Декан внимательно поглядел на него и, улыбнувшись, произнес:

– Пушкин в университетах не учился, Григорий Яковлевич. У него было только среднее специальное образование.

В результате Лугин уехал доучиваться в Эстонию. Там любили пострадавших из России.

Андрей Аствацатуров

Про то, как кенгуру «живет с слоном»

Недавно сосед Алексей Петренко заговорил со мной о моей бывшей жене Люсе, проживающей ныне в США в каком-то небольшом городке. Оказывается, они общаются. Она замужем, счастлива и по-прежнему пишет стихи и по воскресеньям поет в местном кафе русские романсы. В связи с ее поэтическими упражнениями я вспомнил одну историю десятилетней давности. Я забыл многие события нашей совместной жизни, но этот эпизод почему-то в моей памяти сохранился.

Тысяча девятьсот девяносто девятый год. Время мутное. Я только что закончил университет, женился на своей однокурснице, полноватой девушке Люсе, и моя жизнь начала стремительно набирать скорость.

Главное, не совсем было понятно, что делать. Я снова как в школе остался наедине с самим собой. Вокруг – опять люди в голом. Теперь уже голодные, жалкие, опасные дикари, вооруженные палками-копалками и дубинами. Но что-то нужно было делать. То ли торговать, то ли писать диссертацию. Денег катастрофически не хватало. Даже на еду. Впрочем, еды в магазинах было немного.

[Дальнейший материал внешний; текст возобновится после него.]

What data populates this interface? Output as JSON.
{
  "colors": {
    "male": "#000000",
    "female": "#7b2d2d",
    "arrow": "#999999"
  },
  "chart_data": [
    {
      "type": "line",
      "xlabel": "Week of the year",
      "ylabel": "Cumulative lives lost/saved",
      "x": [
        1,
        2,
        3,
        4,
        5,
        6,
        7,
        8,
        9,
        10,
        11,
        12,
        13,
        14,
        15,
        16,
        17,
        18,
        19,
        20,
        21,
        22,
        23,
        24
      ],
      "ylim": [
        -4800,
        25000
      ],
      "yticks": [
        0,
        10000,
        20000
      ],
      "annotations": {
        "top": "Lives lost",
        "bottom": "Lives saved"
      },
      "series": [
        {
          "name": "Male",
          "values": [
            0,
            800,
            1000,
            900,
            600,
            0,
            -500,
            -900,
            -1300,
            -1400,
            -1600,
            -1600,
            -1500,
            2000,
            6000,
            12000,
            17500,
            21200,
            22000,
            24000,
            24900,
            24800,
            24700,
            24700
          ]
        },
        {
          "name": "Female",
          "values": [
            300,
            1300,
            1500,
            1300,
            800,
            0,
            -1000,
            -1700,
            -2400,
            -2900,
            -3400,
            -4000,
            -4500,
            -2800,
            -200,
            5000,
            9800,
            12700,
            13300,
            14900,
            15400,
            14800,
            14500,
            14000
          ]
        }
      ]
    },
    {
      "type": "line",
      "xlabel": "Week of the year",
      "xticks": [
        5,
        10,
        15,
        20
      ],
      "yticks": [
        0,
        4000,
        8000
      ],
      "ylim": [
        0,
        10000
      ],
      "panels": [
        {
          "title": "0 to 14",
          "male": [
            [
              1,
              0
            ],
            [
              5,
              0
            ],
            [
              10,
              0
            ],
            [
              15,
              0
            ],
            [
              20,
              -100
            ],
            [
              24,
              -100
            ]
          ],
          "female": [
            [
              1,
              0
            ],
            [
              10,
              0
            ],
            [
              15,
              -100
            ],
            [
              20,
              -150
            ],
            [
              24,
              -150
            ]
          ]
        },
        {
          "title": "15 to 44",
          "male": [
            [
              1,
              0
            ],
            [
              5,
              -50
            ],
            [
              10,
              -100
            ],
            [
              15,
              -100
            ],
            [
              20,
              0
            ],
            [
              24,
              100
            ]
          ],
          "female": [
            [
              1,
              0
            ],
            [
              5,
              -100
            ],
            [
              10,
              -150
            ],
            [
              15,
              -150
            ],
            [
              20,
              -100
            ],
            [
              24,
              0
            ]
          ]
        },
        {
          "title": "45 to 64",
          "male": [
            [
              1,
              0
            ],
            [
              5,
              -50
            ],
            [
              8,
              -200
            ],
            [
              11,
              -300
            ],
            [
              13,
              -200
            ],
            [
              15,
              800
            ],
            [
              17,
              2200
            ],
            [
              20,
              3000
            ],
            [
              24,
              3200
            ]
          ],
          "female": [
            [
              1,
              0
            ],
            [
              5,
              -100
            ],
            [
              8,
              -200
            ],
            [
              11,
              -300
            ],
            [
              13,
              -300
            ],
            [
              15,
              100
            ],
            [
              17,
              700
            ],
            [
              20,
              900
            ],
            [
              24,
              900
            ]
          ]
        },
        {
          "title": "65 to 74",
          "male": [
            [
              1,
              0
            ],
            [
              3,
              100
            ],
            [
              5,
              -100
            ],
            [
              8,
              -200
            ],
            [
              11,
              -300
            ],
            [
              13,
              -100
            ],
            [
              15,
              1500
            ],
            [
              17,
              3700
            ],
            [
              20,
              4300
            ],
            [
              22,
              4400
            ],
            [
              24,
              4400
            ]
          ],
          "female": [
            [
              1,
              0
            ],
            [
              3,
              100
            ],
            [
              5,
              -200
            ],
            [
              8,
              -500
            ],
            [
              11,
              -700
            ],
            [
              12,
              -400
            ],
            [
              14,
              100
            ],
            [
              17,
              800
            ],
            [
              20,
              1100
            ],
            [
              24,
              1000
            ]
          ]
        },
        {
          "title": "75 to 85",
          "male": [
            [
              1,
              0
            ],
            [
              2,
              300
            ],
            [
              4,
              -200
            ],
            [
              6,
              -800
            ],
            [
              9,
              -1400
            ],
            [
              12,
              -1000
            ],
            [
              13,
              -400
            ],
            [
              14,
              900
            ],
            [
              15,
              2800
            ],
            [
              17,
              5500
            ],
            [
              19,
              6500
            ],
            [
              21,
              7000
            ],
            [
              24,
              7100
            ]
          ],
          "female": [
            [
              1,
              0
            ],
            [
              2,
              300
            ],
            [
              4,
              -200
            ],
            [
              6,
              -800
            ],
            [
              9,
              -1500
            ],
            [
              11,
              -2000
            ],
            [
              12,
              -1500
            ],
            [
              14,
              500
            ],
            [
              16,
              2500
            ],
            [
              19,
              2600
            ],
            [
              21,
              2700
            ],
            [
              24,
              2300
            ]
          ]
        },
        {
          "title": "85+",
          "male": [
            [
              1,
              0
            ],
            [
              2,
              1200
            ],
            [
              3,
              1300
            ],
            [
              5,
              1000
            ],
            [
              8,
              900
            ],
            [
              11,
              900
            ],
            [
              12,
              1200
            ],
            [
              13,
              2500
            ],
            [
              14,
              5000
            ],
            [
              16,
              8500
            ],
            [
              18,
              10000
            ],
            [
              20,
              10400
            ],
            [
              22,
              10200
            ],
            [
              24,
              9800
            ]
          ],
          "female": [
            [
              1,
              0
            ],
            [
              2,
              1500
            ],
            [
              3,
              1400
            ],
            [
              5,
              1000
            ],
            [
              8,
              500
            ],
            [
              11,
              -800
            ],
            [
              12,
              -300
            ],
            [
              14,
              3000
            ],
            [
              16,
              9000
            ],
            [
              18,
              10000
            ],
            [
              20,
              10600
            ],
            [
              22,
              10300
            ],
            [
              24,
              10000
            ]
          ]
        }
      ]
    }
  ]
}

И вот мой приятель Андрей Степанов нашел себе и мне небольшой приработок. Издательство с загадочным названием «Тайны здоровья» решило публиковать популярные книжки и поручило ему (а значит, нам обоим – как мне Степанов сказал по телефону) переводить с английского знаменитую сагу о строгой волшебнице Мэри Поппинс. Гонорар обещали выплатить по окончании работы. Деньги – не безумно большие, но приятные.

Вот так удача.

Мы сели за перевод.

Степанов сразу назначил себя главным. Он был старше, и, следовательно, умнее. Помню, как он систематически отчитывал меня за низкое качество перевода, плохое знание английского и общее скудоумие. Каждый брал свою порцию глав и переводил у себя дома. В конце недели мы встречались и читали друг другу переведенное. Если надо поправляли друг друга. Причем, в основном, меня. Все шло по плану. Но в один прекрасный день, работая над очередной главой, я наткнулся в тексте на старое детское стихотворение, коим писательница решила разнообразить прозаическое повествование.

Я в панике позвонил Степанову.

– Степанов! – заявил я с ходу. – Тут у меня стихи в тексте. А я стихи переводить не умею!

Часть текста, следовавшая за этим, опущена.